Dynamically Weighted Momentum with Adaptive Step Sizes for Efficient Deep Network Training
Zhifeng Wang, Longlong Li, Chunyan Zeng
TL;DR
The paper tackles the challenge of fluctuating learning efficiency in deep network training by introducing DWMGrad, a dynamic optimizer that adjusts momentum and learning rates through a history-aware, windowed mechanism. By continuously expanding a controllable historical window, DWMGrad coordinates gradient magnitude normalization with momentum smoothing, yielding faster convergence and higher accuracy across computer vision, NLP, and audio tasks, as well as on synthetic benchmarks like the Rosenbrock function. The authors provide theoretical convergence proofs under convexity via a potential function and analyze computational complexity, showing $O(n\cdot d)$ time, comparable to standard optimizers. Empirically, DWMGrad outperforms or matches strong baselines on CIFAR-10/100, ImageNet, GLUE, Core, PubMed, and UrbanSound8K, demonstrating robustness and scalability for large-scale models and diverse data types.
Abstract
Within the current sphere of deep learning research, despite the extensive application of optimization algorithms such as Stochastic Gradient Descent (SGD) and Adaptive Moment Estimation (Adam), there remains a pronounced inadequacy in their capability to address fluctuations in learning efficiency, meet the demands of complex models, and tackle non-convex optimization issues. These challenges primarily arise from the algorithms' limitations in handling complex data structures and models, for instance, difficulties in selecting an appropriate learning rate, avoiding local optima, and navigating through high-dimensional spaces. To address these issues, this paper introduces a novel optimization algorithm named DWMGrad.
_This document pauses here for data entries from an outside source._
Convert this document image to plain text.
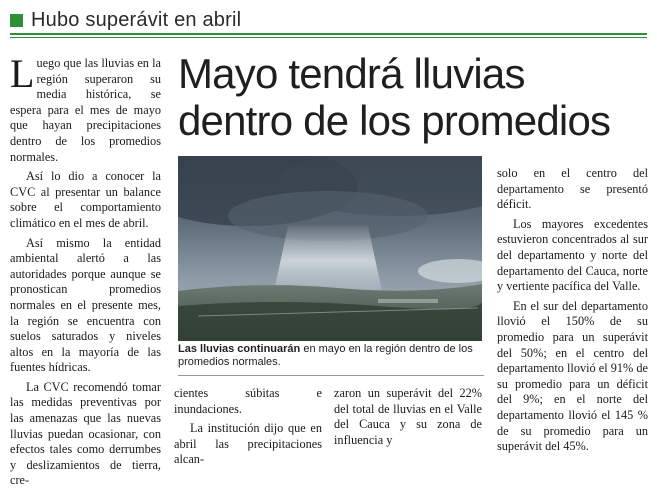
Hubo superávit en abril

Luego que las lluvias en la región superaron su media histórica, se espera para el mes de mayo que hayan precipitaciones dentro de los promedios normales.

Así lo dio a conocer la CVC al presentar un balance sobre el comportamiento climático en el mes de abril.

Así mismo la entidad ambiental alertó a las autoridades porque aunque se pronostican promedios normales en el presente mes, la región se encuentra con suelos saturados y niveles altos en la mayoría de las fuentes hídricas.

La CVC recomendó tomar las medidas preventivas por las amenazas que las nuevas lluvias puedan ocasionar, con efectos tales como derrumbes y deslizamientos de tierra, cre-

Mayo tendrá lluvias
dentro de los promedios
Las lluvias continuarán en mayo en la región dentro de los promedios normales.

cientes súbitas e inundaciones.

La institución dijo que en abril las precipitaciones alcan-

zaron un superávit del 22% del total de lluvias en el Valle del Cauca y su zona de influencia y

solo en el centro del departamento se presentó déficit.

Los mayores excedentes estuvieron concentrados al sur del departamento y norte del departamento del Cauca, norte y vertiente pacífica del Valle.

En el sur del departamento llovió el 150% de su promedio para un superávit del 50%; en el centro del departamento llovió el 91% de su promedio para un déficit del 9%; en el norte del departamento llovió el 145 % de su promedio para un superávit del 45%.
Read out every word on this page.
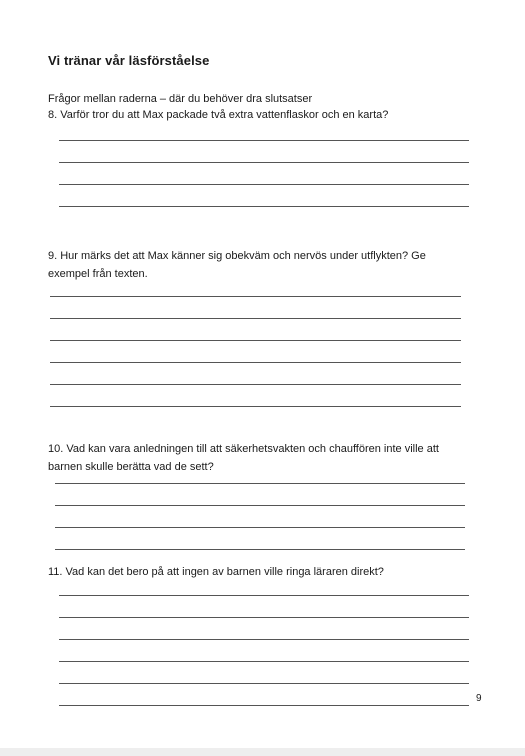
Vi tränar vår läsförståelse
Frågor mellan raderna – där du behöver dra slutsatser
8. Varför tror du att Max packade två extra vattenflaskor och en karta?
9. Hur märks det att Max känner sig obekväm och nervös under utflykten? Ge
exempel från texten.
10. Vad kan vara anledningen till att säkerhetsvakten och chauffören inte ville att
barnen skulle berätta vad de sett?
11. Vad kan det bero på att ingen av barnen ville ringa läraren direkt?
9
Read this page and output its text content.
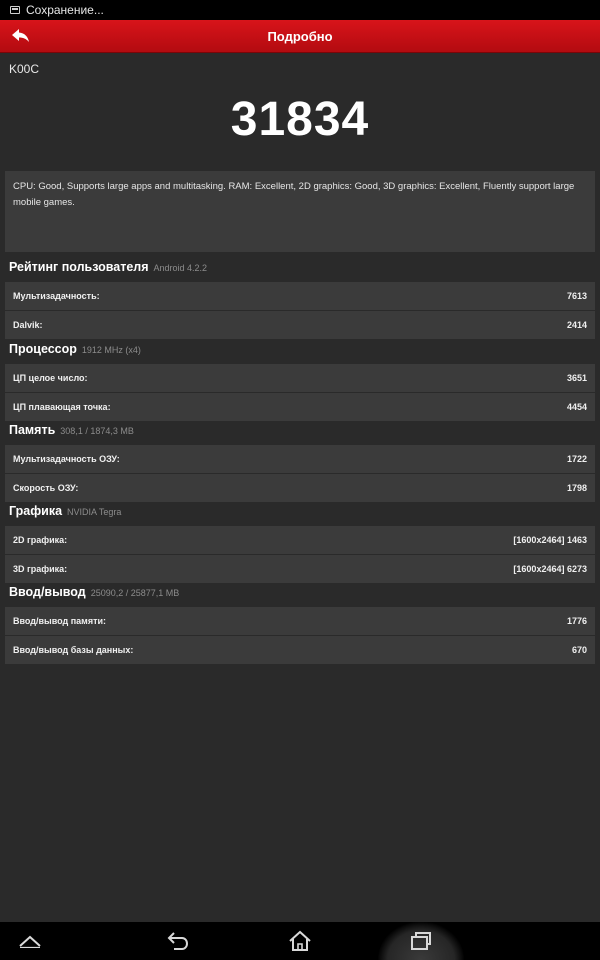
Сохранение...
Подробно
K00C
31834
CPU: Good, Supports large apps and multitasking. RAM: Excellent, 2D graphics: Good, 3D graphics: Excellent, Fluently support large mobile games.
Рейтинг пользователя Android 4.2.2
Мультизадачность:	7613
Dalvik:	2414
Процессор 1912 MHz (x4)
ЦП целое число:	3651
ЦП плавающая точка:	4454
Память 308,1 / 1874,3 MB
Мультизадачность ОЗУ:	1722
Скорость ОЗУ:	1798
Графика NVIDIA Tegra
2D графика:	[1600x2464] 1463
3D графика:	[1600x2464] 6273
Ввод/вывод 25090,2 / 25877,1 MB
Ввод/вывод памяти:	1776
Ввод/вывод базы данных:	670
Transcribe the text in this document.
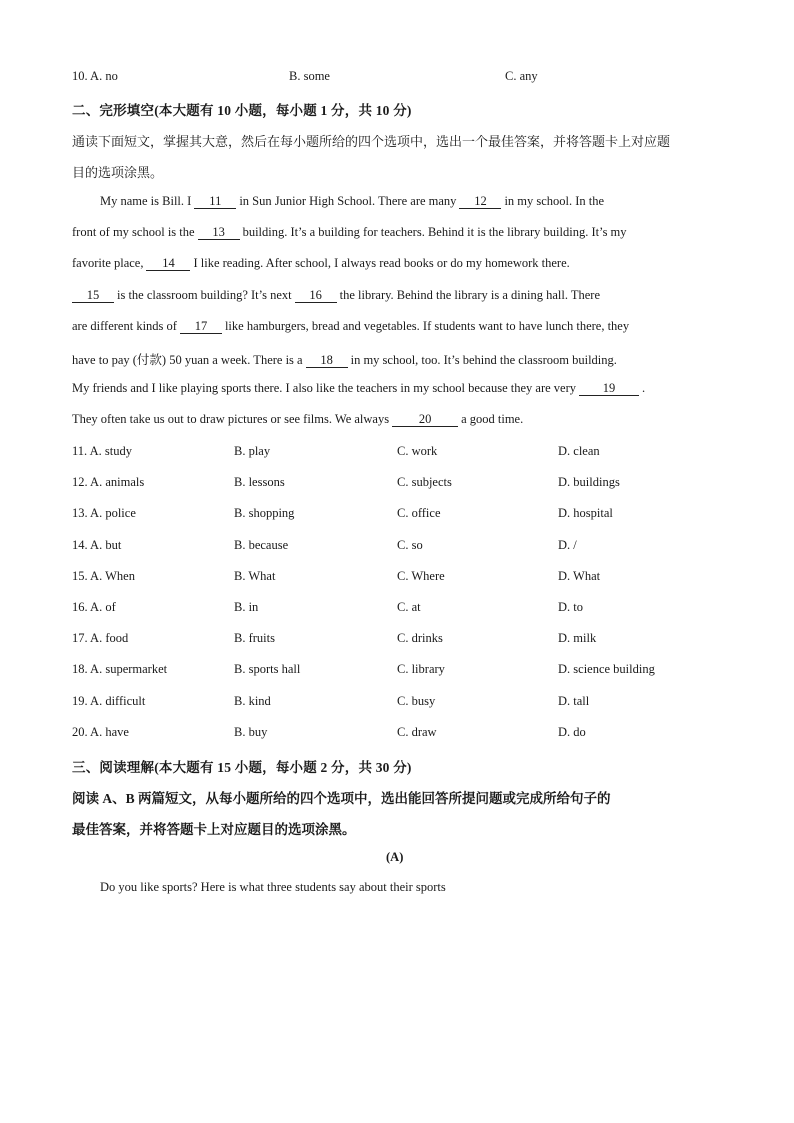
10. A. no	B. some	C. any
二、完形填空(本大题有 10 小题，每小题 1 分，共 10 分)
通读下面短文，掌握其大意，然后在每小题所给的四个选项中，选出一个最佳答案，并将答题卡上对应题
目的选项涂黑。
My name is Bill. I 11 in Sun Junior High School. There are many 12 in my school. In the
front of my school is the 13 building. It’s a building for teachers. Behind it is the library building. It’s my
favorite place, 14 I like reading. After school, I always read books or do my homework there.
15 is the classroom building? It’s next 16 the library. Behind the library is a dining hall. There
are different kinds of 17 like hamburgers, bread and vegetables. If students want to have lunch there, they
have to pay (付款) 50 yuan a week. There is a 18 in my school, too. It’s behind the classroom building.
My friends and I like playing sports there. I also like the teachers in my school because they are very 19 .
They often take us out to draw pictures or see films. We always 20 a good time.
11. A. study	B. play	C. work	D. clean
12. A. animals	B. lessons	C. subjects	D. buildings
13. A. police	B. shopping	C. office	D. hospital
14. A. but	B. because	C. so	D. /
15. A. When	B. What	C. Where	D. What
16. A. of	B. in	C. at	D. to
17. A. food	B. fruits	C. drinks	D. milk
18. A. supermarket	B. sports hall	C. library	D. science building
19. A. difficult	B. kind	C. busy	D. tall
20. A. have	B. buy	C. draw	D. do
三、阅读理解(本大题有 15 小题，每小题 2 分，共 30 分)
阅读 A、B 两篇短文，从每小题所给的四个选项中，选出能回答所提问题或完成所给句子的
最佳答案，并将答题卡上对应题目的选项涂黑。
(A)
Do you like sports? Here is what three students say about their sports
This algorithm, building on the foundations of traditional methods, incorporates a dynamic guidance mechanism reliant on historical data to dynamically update momentum and learning rates. This allows the optimizer to flexibly adjust its reliance on historical information, adapting to various training scenarios. This strategy not only enables the optimizer to better adapt to changing environments and task complexities but also, as validated through extensive experimentation, demonstrates DWMGrad's ability to achieve faster convergence rates and higher accuracies under a multitude of scenarios.